Just few minutes ago, my hearing daughter rode with me. She said that it is nothing from transmission. However, there is subtle knocking noise, more from the front around tires. It is not loud but it is there. My next guess is to check the bearings and spindles. That is better than pulling the transmission for sure!
 
#29 ·
If you have already replaced u-joints in the front axle then possible bad wheel bearings?

I feel like I am just throwing darts at the wall at this point.
 
#30 ·
Your last dart (front axle u-joints) missed by a long way. :winking:

Notice in his signature he has a 2WD truck.
 
#31 ·
Your last dart (front axle u-joints) missed by a long way. /forums/images/TheDieselStop_2015/smilies/tango_face_wink.png

Notice in his signature he has a 2WD truck.
I think I hit myself in the forehead with that dart.
 
#32 ·
I think that I found the culprit. I worked on the front passenger rotor. I can see outer bearing being seat nearly firm.
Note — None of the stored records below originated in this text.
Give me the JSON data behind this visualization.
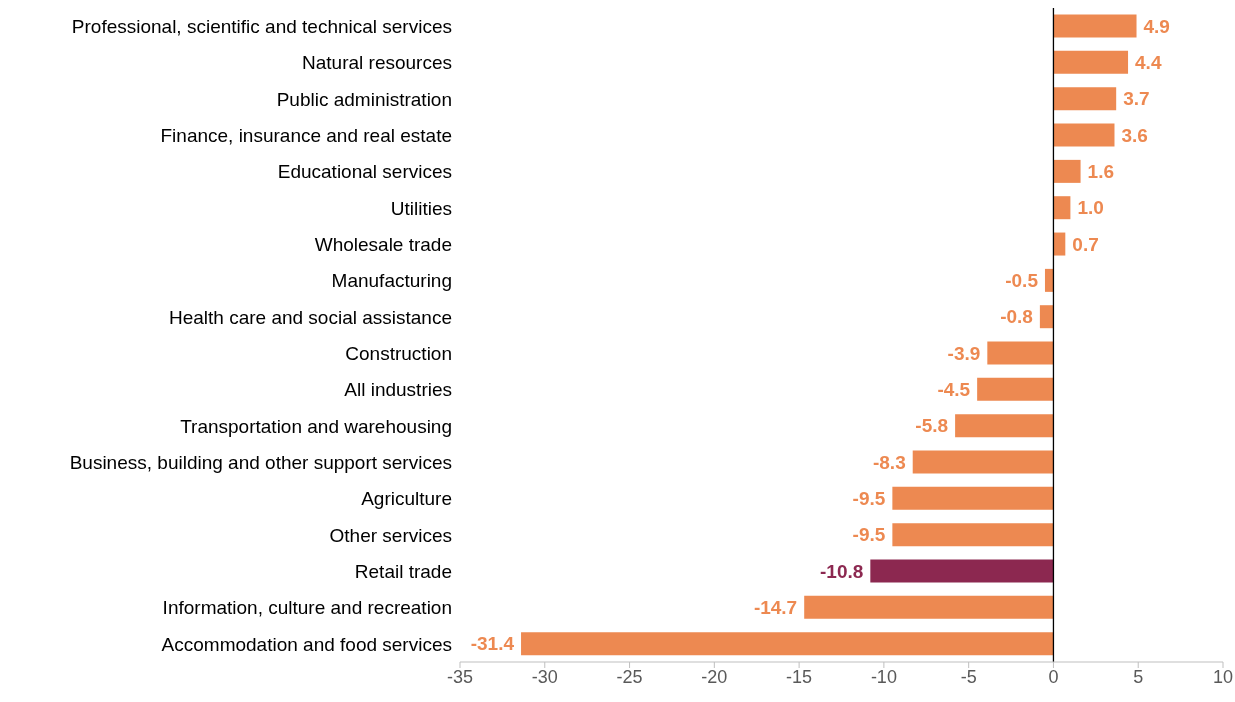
{
  "chart_data": {
    "type": "bar",
    "orientation": "horizontal",
    "categories": [
      "Professional, scientific and technical services",
      "Natural resources",
      "Public administration",
      "Finance, insurance and real estate",
      "Educational services",
      "Utilities",
      "Wholesale trade",
      "Manufacturing",
      "Health care and social assistance",
      "Construction",
      "All industries",
      "Transportation and warehousing",
      "Business, building and other support services",
      "Agriculture",
      "Other services",
      "Retail trade",
      "Information, culture and recreation",
      "Accommodation and food services"
    ],
    "values": [
      4.9,
      4.4,
      3.7,
      3.6,
      1.6,
      1.0,
      0.7,
      -0.5,
      -0.8,
      -3.9,
      -4.5,
      -5.8,
      -8.3,
      -9.5,
      -9.5,
      -10.8,
      -14.7,
      -31.4
    ],
    "value_labels": [
      "4.9",
      "4.4",
      "3.7",
      "3.6",
      "1.6",
      "1.0",
      "0.7",
      "-0.5",
      "-0.8",
      "-3.9",
      "-4.5",
      "-5.8",
      "-8.3",
      "-9.5",
      "-9.5",
      "-10.8",
      "-14.7",
      "-31.4"
    ],
    "colors": [
      "#ed8951",
      "#ed8951",
      "#ed8951",
      "#ed8951",
      "#ed8951",
      "#ed8951",
      "#ed8951",
      "#ed8951",
      "#ed8951",
      "#ed8951",
      "#ed8951",
      "#ed8951",
      "#ed8951",
      "#ed8951",
      "#ed8951",
      "#8c2850",
      "#ed8951",
      "#ed8951"
    ],
    "xlim": [
      -35,
      10
    ],
    "xticks": [
      -35,
      -30,
      -25,
      -20,
      -15,
      -10,
      -5,
      0,
      5,
      10
    ]
  }
}
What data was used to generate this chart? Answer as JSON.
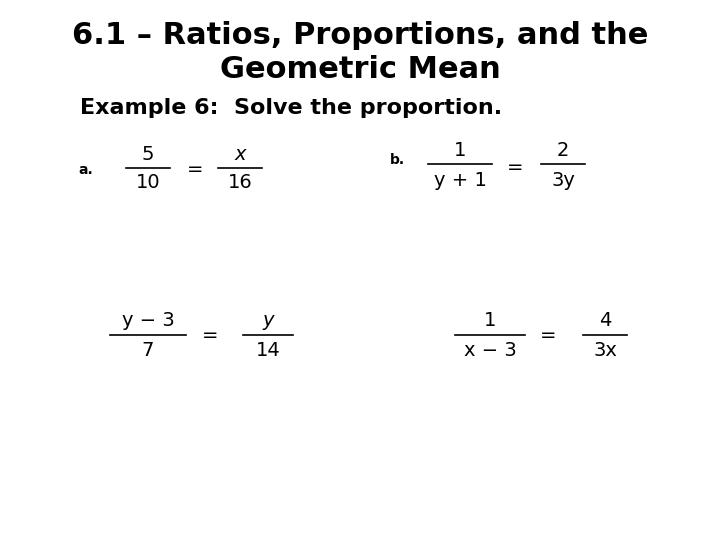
{
  "title_line1": "6.1 – Ratios, Proportions, and the",
  "title_line2": "Geometric Mean",
  "subtitle": "Example 6:  Solve the proportion.",
  "background_color": "#ffffff",
  "text_color": "#000000",
  "title_fontsize": 22,
  "subtitle_fontsize": 16,
  "math_fontsize": 14,
  "label_fontsize": 12,
  "figsize": [
    7.2,
    5.4
  ],
  "dpi": 100
}
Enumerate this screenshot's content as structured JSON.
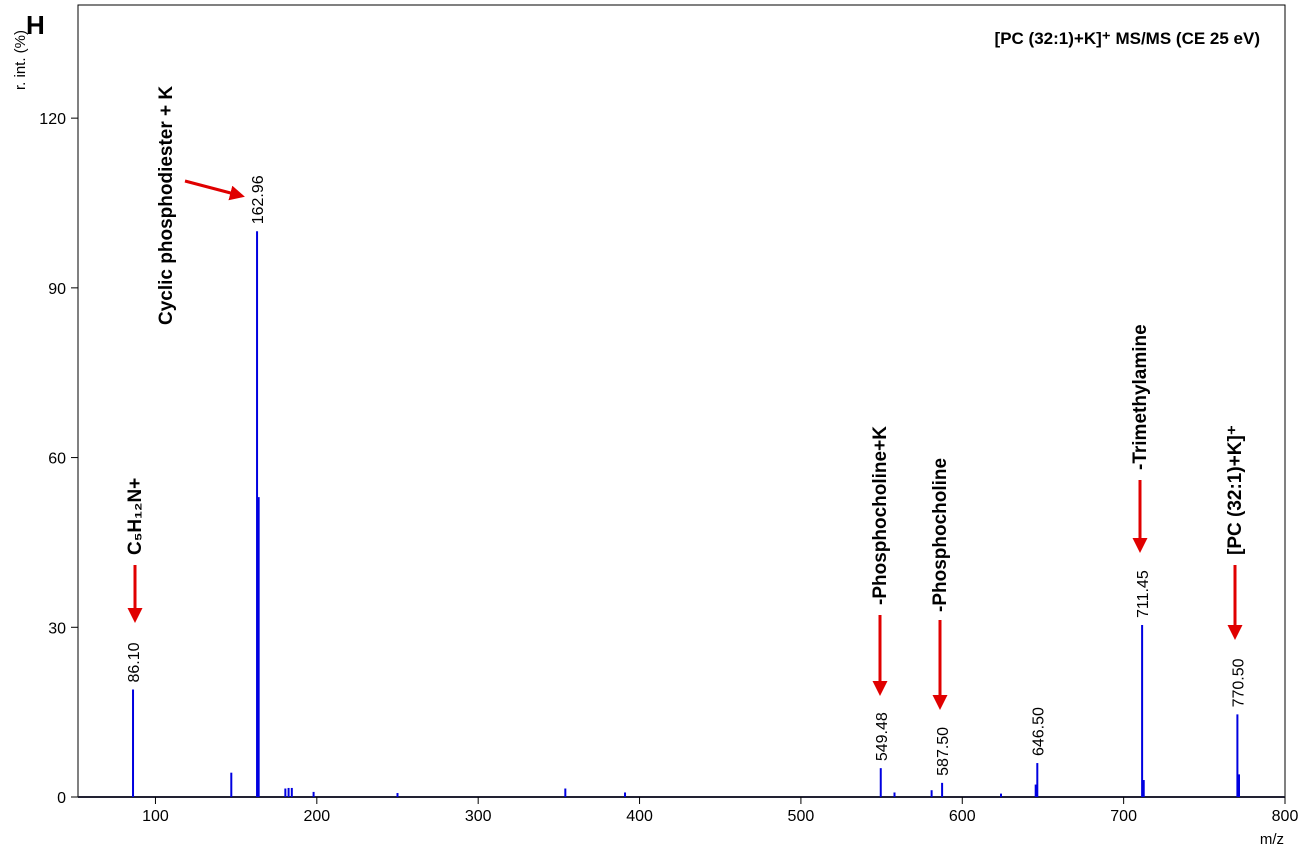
{
  "panel_label": "H",
  "chart_data": {
    "type": "spectrum",
    "title": "[PC (32:1)+K]⁺ MS/MS (CE 25 eV)",
    "x_label": "m/z",
    "y_label": "r. int. (%)",
    "xlim": [
      52,
      800
    ],
    "ylim": [
      0,
      140
    ],
    "xticks": [
      100,
      200,
      300,
      400,
      500,
      600,
      700,
      800
    ],
    "yticks": [
      0,
      30,
      60,
      90,
      120
    ],
    "series": [
      {
        "name": "spectrum",
        "color": "#0000e0",
        "x": [
          {
            "value": 86.1,
            "label": "86.10"
          },
          147,
          {
            "value": 162.96,
            "label": "162.96"
          },
          163.96,
          180.5,
          182.5,
          184.5,
          198,
          250,
          354,
          391,
          {
            "value": 549.48,
            "label": "549.48"
          },
          558,
          581,
          {
            "value": 587.5,
            "label": "587.50"
          },
          624,
          645.5,
          {
            "value": 646.5,
            "label": "646.50"
          },
          {
            "value": 711.45,
            "label": "711.45"
          },
          712.45,
          {
            "value": 770.5,
            "label": "770.50"
          },
          771.5
        ],
        "values": [
          19,
          4.3,
          100,
          53,
          1.5,
          1.6,
          1.6,
          0.9,
          0.7,
          1.5,
          0.8,
          5.1,
          0.8,
          1.2,
          2.5,
          0.6,
          2.2,
          6,
          30.4,
          3,
          14.6,
          4
        ]
      }
    ],
    "annotations": [
      "C₅H₁₂N+",
      "Cyclic phosphodiester + K",
      "-Phosphocholine+K",
      "-Phosphocholine",
      "-Trimethylamine",
      "[PC (32:1)+K]⁺"
    ]
  }
}
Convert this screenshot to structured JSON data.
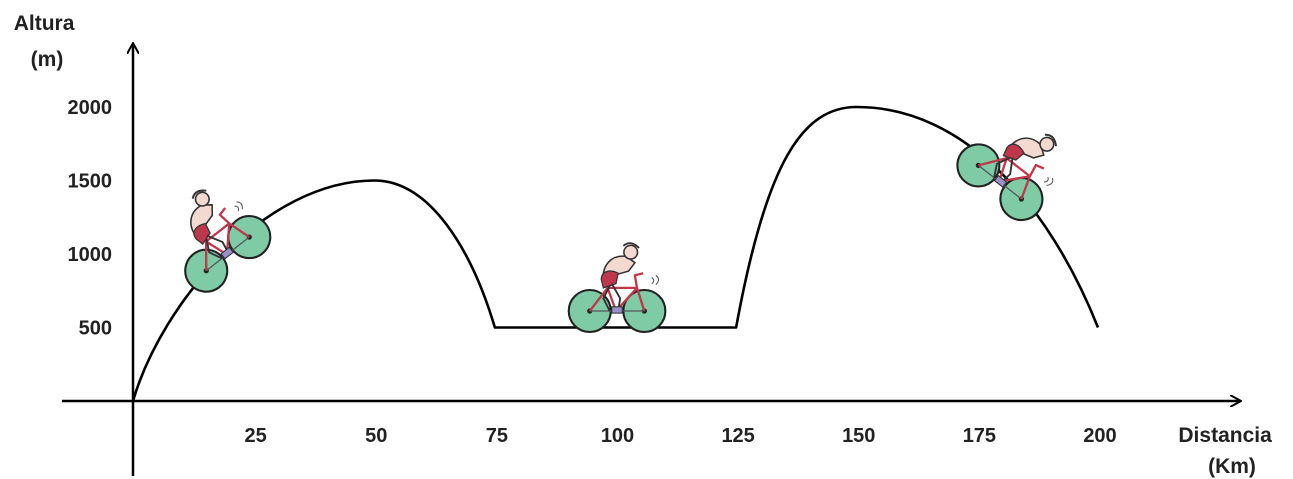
{
  "chart_data": {
    "type": "line",
    "ylabel_lines": [
      "Altura",
      "(m)"
    ],
    "xlabel_lines": [
      "Distancia",
      "(Km)"
    ],
    "x_ticks": [
      25,
      50,
      75,
      100,
      125,
      150,
      175,
      200
    ],
    "y_ticks": [
      500,
      1000,
      1500,
      2000
    ],
    "xlim": [
      0,
      200
    ],
    "ylim": [
      0,
      2000
    ],
    "grid": false,
    "series": [
      {
        "x": [
          0,
          50,
          75,
          125,
          150,
          200
        ],
        "y": [
          0,
          1500,
          500,
          500,
          2000,
          500
        ],
        "segments": [
          "concave-rise",
          "fall",
          "flat",
          "rise",
          "fall"
        ]
      }
    ],
    "colors": {
      "line": "#000000",
      "wheel": "#7ecba6",
      "jersey": "#c0364a"
    },
    "illustrations": [
      {
        "icon": "cyclist-climbing-icon",
        "near_x": 20
      },
      {
        "icon": "cyclist-flat-icon",
        "near_x": 100
      },
      {
        "icon": "cyclist-descending-icon",
        "near_x": 183
      }
    ]
  }
}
I took out the cotton pin out and removed nut retainer off. Easily, I took the rotor off. I do not see anything wrong. I decided to check the inner bearing, it seem to be very loose, which I was expecting it to be tight, not all over the place. Only I think that I need special tool to pull the inner bearing off from the rotor itself.

After checking both inner and outer bearings, they seem to be okay and repacked and put back in the rotor. It seem to be tight. So it is not the culprit as thought in first place. While I am at it, I am going to check the shock absorber to see if it is still good.

After checking the shock absorber, it was shot. It would not go back up.